Ensuring that the Simple stays simple
What happens when the simple definitions of Simple and Complex become complex? Do they become so Complicated that they can collapse into the Chaotic? And if so, what can we do about it?
This one’s triggered in part by a swathe of complaints from various enterprise-architecture folks about a certain ‘standard definition’ of Complex, and also in part by a double-Tweet by Bruce Waltuck:
- complexified: @tetradian @davegray @Jabaldaia the 1st challenge is to understand the difference between complicated & complex. // 2d, understand different patterns of inquiry & response in each domain (complicated vs complex)
Sounds straightforward, doesn’t it? – define some differences, define the differences of methods that apply in each case, do it, all done. Easy: no sweat!
The reality ain’t quite that simple, though…
[…as I know Bruce knows well, of course – hence ‘understand’, not ‘define’, in that Tweet above.]
To see why it ain’t so straightforward, let’s first take the usual definitions from what, for safety’s sake, we’d best call ‘the SCCC-categorisation‘:
— Simple: rule-based, predictable, direct cause/effect relationships; use categories to guide response
— Complicated: rule-based and ultimately predictable but often indirect cause/effect relationships, sometimes with feedback-loops; use analysis and algorithms to guide response
— Complex: meaning emerges from and interacts with context, ’cause/effect’ can be misleading; use patterns, guidelines and ‘seeding’ to guide response
— Chaotic: ‘anything goes’, no discernable ’cause’ or ‘effect’; use action to break out to another domain (usually Simple or Complex)
Yet in reality, judging from some of those complaints, what we actually have is something more like this:
I don’t find rules simple at all, to me they’re crazily complicated, or more like what you’re calling complex. To me, guidelines are much simpler to work with. And what’s the difference between ‘complicated’ and ‘complex’? – complex is just complicated that we haven’t yet worked out how to control, isn’t it? My whole job is about getting rid of complexity, and here you say it’s something we want? – that’s daft! And the service-management guys, all their work is about working with the chaos, not running away from it, so your definition don’t make no sense there neither.

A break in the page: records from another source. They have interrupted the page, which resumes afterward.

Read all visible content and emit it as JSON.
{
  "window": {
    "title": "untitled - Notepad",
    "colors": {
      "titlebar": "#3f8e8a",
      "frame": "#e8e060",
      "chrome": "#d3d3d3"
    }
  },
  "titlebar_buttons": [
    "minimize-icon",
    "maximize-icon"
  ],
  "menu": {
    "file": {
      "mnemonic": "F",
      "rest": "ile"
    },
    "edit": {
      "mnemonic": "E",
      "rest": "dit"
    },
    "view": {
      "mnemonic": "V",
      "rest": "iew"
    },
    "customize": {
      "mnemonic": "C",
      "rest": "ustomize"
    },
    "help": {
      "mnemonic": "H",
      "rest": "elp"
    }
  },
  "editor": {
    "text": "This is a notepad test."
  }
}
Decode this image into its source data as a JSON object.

Yeah, my head hurts too, trying to make sense of that… but it gets worse for a while yet… sorry…
What’s going on is that, to use those definitions above, definitions are a Simple tactic imposed on top of a Complex context, resulting in the would-be Simple becoming so Complicated with exceptions and uncertainties that it risks ending up as Chaotic. So to make it Simple, we have to accept that the Simple here is in fact Complex, and hence provide Simple rules to support a Complex anchor that allows for an emergent definition that is experienced as Simple by all those involved in that Complex social context. We avoid it becoming becoming too Complicated by accepting that it is Complex; and we use the uncertainty of the Chaotic to provide the source-experiences that ultimately make it Simple.
Simple, yes? 🙂
Okay, so let’s do a quick SCAN on this?
As a reminder, here’s the SCAN core-graphic again:
And the Inverse-Einstein test, which determines where we ‘are’ on the horizontal axis:
- if we do the same thing and get the same results, we’re ‘in control’ (whatever that means in the context) – which places us on the left-hand side of the graphic
- if we do the same thing and get different results, we’re not ‘in control’ – which places us on the right-hand side
A reminder, too, that the vertical axis is about ‘time until decision’: the less time we have, the more we’re forced either to a Simple form of ‘control’, or to work with the ‘Not-known’ as it is.

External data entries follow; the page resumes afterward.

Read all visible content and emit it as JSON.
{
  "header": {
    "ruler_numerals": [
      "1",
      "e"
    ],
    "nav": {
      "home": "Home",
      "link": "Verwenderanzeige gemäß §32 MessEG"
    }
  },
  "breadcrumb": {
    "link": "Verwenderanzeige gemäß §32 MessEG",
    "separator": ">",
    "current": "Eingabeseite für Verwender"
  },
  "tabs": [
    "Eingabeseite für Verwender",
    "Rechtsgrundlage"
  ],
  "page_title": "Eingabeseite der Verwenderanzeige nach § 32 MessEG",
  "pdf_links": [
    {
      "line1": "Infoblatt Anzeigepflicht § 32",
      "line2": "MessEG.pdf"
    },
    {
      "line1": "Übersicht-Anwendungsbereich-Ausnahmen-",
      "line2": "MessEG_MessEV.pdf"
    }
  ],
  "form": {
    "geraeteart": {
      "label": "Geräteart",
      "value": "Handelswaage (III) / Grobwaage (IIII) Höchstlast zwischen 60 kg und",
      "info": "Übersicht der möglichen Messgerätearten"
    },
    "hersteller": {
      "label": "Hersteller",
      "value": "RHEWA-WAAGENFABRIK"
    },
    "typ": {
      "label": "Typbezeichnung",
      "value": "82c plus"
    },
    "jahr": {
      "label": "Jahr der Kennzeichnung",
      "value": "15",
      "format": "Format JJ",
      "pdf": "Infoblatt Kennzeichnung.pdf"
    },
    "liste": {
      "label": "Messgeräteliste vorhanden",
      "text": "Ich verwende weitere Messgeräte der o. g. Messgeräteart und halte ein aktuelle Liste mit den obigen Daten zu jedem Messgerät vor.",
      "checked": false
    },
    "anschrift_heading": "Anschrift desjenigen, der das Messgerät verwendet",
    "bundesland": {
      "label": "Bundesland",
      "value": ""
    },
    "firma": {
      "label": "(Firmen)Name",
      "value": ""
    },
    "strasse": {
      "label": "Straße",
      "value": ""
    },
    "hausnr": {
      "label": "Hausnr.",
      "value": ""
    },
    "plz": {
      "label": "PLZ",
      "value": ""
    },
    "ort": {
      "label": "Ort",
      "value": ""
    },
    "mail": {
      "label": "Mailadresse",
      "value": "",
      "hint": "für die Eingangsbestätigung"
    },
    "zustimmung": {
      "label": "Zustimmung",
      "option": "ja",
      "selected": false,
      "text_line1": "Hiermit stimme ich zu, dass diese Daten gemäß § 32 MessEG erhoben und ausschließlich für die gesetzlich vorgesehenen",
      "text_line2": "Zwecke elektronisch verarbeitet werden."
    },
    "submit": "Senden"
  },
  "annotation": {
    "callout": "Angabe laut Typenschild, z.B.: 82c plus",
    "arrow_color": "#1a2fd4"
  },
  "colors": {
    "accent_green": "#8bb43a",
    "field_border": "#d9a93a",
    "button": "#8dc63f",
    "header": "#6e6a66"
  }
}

So: a SCAN on definitions and suchlike.
Definitions are good. They are – or should be – Simple, straightforward tools that allow us to make sense and make decisions at high speed.

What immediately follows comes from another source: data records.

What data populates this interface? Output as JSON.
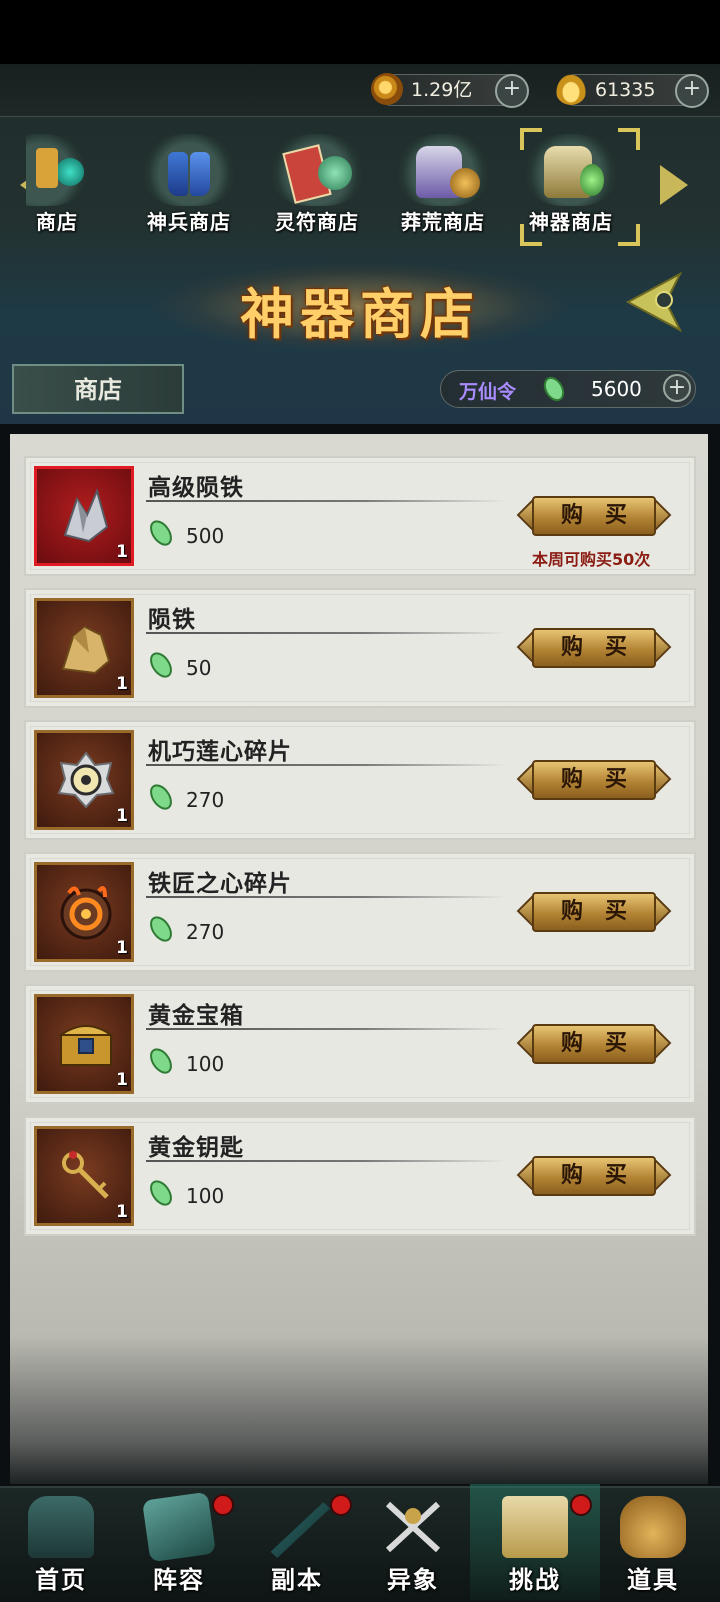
{
  "currency": {
    "coins": {
      "value": "1.29亿",
      "icon": "coin-icon"
    },
    "ingots": {
      "value": "61335",
      "icon": "gold-ingot-icon"
    }
  },
  "shop_tabs": [
    {
      "label": "商店",
      "icon": "shop-icon"
    },
    {
      "label": "神兵商店",
      "icon": "boots-icon"
    },
    {
      "label": "灵符商店",
      "icon": "talisman-icon"
    },
    {
      "label": "莽荒商店",
      "icon": "armor-icon"
    },
    {
      "label": "神器商店",
      "icon": "artifact-icon",
      "selected": true
    }
  ],
  "shop_title": "神器商店",
  "sub_tab": "商店",
  "token": {
    "label": "万仙令",
    "value": "5600",
    "icon": "jade-token-icon"
  },
  "items": [
    {
      "name": "高级陨铁",
      "price": "500",
      "qty": "1",
      "buy_label": "购买",
      "limit": "本周可购买50次",
      "selected": true,
      "icon": "advanced-meteor-iron-icon"
    },
    {
      "name": "陨铁",
      "price": "50",
      "qty": "1",
      "buy_label": "购买",
      "icon": "meteor-iron-icon"
    },
    {
      "name": "机巧莲心碎片",
      "price": "270",
      "qty": "1",
      "buy_label": "购买",
      "icon": "lotus-core-fragment-icon"
    },
    {
      "name": "铁匠之心碎片",
      "price": "270",
      "qty": "1",
      "buy_label": "购买",
      "icon": "blacksmith-heart-fragment-icon"
    },
    {
      "name": "黄金宝箱",
      "price": "100",
      "qty": "1",
      "buy_label": "购买",
      "icon": "gold-chest-icon"
    },
    {
      "name": "黄金钥匙",
      "price": "100",
      "qty": "1",
      "buy_label": "购买",
      "icon": "gold-key-icon"
    }
  ],
  "nav": [
    {
      "label": "首页",
      "icon": "home-pavilion-icon",
      "badge": false
    },
    {
      "label": "阵容",
      "icon": "lineup-book-icon",
      "badge": true
    },
    {
      "label": "副本",
      "icon": "dungeon-sword-icon",
      "badge": true
    },
    {
      "label": "异象",
      "icon": "crossed-swords-icon",
      "badge": false
    },
    {
      "label": "挑战",
      "icon": "challenge-scroll-icon",
      "badge": true,
      "selected": true
    },
    {
      "label": "道具",
      "icon": "item-bag-icon",
      "badge": false
    }
  ],
  "colors": {
    "accent_gold": "#d9c55a",
    "title_gold": "#ffcf6a",
    "limit_red": "#8b1c12",
    "selected_border": "#e01b24",
    "badge_red": "#d11a1a"
  }
}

The catch is that every definition is a Simple abstraction from what happens in the real-world. We choose to define it this way, to support this purpose. It’s true-for-a-given-for-a-given-value-of-‘true’, so to speak: one person’s subjective-truth, used ‘as if’ it’s ‘objective-truth’ – which it isn’t. And it’s important we don’t forget that fact…
Definitions may be Simple and unambiguous for each person, for use in one specific context; but they’re highly Ambiguous between different people, and different contexts. So they’re both Simple and Ambiguous – all at the same time.
If we try to use a definition as if it’s only Simple – applies to everyone, everywhere, for everything – and we try to use it for control at business-speed, what we’ll get is lots and lots of arguments, about whose definition is the right one for the context. In other words, by ignoring the Ambiguous, it suddenly gets very Complicated – and thence, when people don’t know which definition is ‘the correct one’, but don’t have time to work things out, a collapse down into ‘Not-known’. Otherwise known as the wrong side of chaos…
So we speed things up by acknowledging the Ambiguity. We ask people what they each understand and use as their ‘the definition’ for that context. If there’s time available, we make a point of exploring those definitions in an explicitly Ambiguous form, to entice a collective definition to emerge from those differences. If we don’t have time to do that, we can impose a definition and still respect the Ambiguity by contextualising the definition, such as “For this purpose, we assert that the definition of… is…” – acknowledging that other definitions are possible, but this is the one that we’ll use.
We treat that definition as part of a Simple checklist, a ‘rule’: we can say “Do it this way, because we know that it works if we do it this way”. And we couple that later with another Simple check such as an After Action Review to verify that it actually does give the same results – the Inverse-Einstein test – and, if not, decide what to do about it. In other words, Simple tactics that work with the Ambiguous, rather than trying to pretend that it doesn’t exist.
Or, in the SCCC terms, a Simple way to deal with the fact that the Simple isn’t Simple. 🙂
So to make sense of the Complicated versus the Complex (in SCCC terms again), the first thing we need to do is acknowledge that the definitions aren’t as Simple as they might seem. Once we’ve addressed that, we then have a chance to develop a shared understanding of what each might mean in practice, and how to use that shared-understanding to support decision-making.
Just a quick SCAN there, anyway, to explore something that’s turned out to be surprisingly important in practice.
Hope it’s been useful: let me know, perhaps?